O celular do advogado Filipe Antônio de Oliveira Lima, 24, apresentou defeito oito meses após a compra. Ele encaminhou o aparelho para a assistência técnica quatro vezes. Em três delas, o celular foi devolvido, mas continuava inoperante. Na última tentativa, sequer teve o telefone de volta. Cansado, decidiu recorrer à Justiça. Filipe optou pelos tribunais em busca de "uma resposta imediata". Fez acordo com a empresa e, agora, aguarda a execução da sentença, favorável em primeira instância. Na sua opinião, faltam à Justiça e aos órgão de defesa do consumidor uma postura mais "enérgica", com multas e indenizações altas, visando a penalizar os maus fornecedores.
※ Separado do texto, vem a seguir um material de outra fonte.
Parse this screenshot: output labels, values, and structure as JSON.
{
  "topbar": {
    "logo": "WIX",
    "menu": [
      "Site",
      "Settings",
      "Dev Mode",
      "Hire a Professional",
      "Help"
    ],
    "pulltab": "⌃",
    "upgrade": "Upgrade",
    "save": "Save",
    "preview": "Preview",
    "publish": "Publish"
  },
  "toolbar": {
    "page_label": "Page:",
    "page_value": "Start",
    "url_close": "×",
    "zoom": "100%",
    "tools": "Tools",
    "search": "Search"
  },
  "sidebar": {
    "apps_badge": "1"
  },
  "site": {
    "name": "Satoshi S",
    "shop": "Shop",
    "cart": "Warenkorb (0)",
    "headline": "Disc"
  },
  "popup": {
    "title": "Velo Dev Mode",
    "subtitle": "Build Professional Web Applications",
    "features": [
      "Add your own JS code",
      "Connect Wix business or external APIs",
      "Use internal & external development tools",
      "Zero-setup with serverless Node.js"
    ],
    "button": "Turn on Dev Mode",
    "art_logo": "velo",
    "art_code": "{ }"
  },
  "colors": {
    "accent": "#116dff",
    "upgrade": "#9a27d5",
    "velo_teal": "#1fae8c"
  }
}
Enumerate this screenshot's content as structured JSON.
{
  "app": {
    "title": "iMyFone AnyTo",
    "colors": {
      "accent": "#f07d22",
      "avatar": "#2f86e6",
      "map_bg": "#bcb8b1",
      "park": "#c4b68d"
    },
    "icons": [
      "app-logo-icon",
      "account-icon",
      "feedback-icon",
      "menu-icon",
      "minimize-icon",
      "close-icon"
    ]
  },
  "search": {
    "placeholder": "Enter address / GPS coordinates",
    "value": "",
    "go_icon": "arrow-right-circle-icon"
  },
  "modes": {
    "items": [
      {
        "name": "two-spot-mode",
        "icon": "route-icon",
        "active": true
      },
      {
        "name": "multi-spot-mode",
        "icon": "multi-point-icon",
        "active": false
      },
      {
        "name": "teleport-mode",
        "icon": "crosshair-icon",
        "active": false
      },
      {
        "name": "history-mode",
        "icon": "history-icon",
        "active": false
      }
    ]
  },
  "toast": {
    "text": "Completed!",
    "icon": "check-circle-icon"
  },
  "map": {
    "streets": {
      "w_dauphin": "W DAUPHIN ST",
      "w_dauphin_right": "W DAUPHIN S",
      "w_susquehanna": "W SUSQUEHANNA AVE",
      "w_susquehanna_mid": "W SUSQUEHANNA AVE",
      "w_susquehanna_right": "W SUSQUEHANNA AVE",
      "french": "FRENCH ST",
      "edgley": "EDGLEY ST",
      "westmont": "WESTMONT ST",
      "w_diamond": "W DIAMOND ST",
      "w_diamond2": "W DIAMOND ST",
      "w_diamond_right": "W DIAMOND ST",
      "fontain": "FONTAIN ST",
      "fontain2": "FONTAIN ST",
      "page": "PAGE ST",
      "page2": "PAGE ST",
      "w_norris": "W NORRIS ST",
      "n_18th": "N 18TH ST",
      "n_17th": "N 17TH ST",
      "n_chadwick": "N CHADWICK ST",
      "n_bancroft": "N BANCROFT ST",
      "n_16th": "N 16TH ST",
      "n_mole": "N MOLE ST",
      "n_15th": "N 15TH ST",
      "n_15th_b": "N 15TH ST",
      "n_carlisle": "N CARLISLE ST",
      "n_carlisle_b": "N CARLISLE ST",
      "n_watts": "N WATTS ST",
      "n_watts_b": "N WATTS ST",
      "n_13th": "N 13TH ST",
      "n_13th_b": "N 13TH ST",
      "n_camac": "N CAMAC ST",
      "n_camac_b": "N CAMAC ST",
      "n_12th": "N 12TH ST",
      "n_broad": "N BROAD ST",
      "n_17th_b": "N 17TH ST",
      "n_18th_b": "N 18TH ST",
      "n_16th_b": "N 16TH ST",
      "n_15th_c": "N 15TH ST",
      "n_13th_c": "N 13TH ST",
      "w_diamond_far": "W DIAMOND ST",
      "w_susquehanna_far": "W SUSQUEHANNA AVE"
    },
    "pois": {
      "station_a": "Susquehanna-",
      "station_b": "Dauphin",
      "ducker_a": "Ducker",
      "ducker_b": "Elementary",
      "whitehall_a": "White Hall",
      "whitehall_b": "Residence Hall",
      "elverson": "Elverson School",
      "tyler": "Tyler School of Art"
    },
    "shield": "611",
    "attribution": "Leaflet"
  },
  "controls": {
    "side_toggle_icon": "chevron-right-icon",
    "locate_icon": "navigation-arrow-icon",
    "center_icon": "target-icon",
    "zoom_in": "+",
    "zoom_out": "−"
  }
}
O chefe do Departamento de Atendimento do Procon/JF, Oscar Furtado, considera alto o número de queixas. Para ele, a facilidade de crédito é o principal problema hoje. "O consumo aumentou desproporcionalmente à capacidade dos fornecedores." Oscar identifica a aquisição por impulso, o comprometimento de renda sem planejamento, a dificuldade de arcar com as despesas e a busca pelas entidades de defesa do consumidor para equacionar este problema. Embora reconheça falhas nas relações de consumo, destaca a importância da regulamentação e não acredita em má-fé por parte dos fornecedores. Na sua opinião, a maioria dos prestadores de serviço está empenhada em solucionar os casos. Destacando o perfil conciliador do órgão, Oscar explica que a prioridade do Procon não é a autuação, embora a aplicação seja adotada quando preciso. Em outubro, foram arrecadados quase R$ 130 mil em multas na cidade.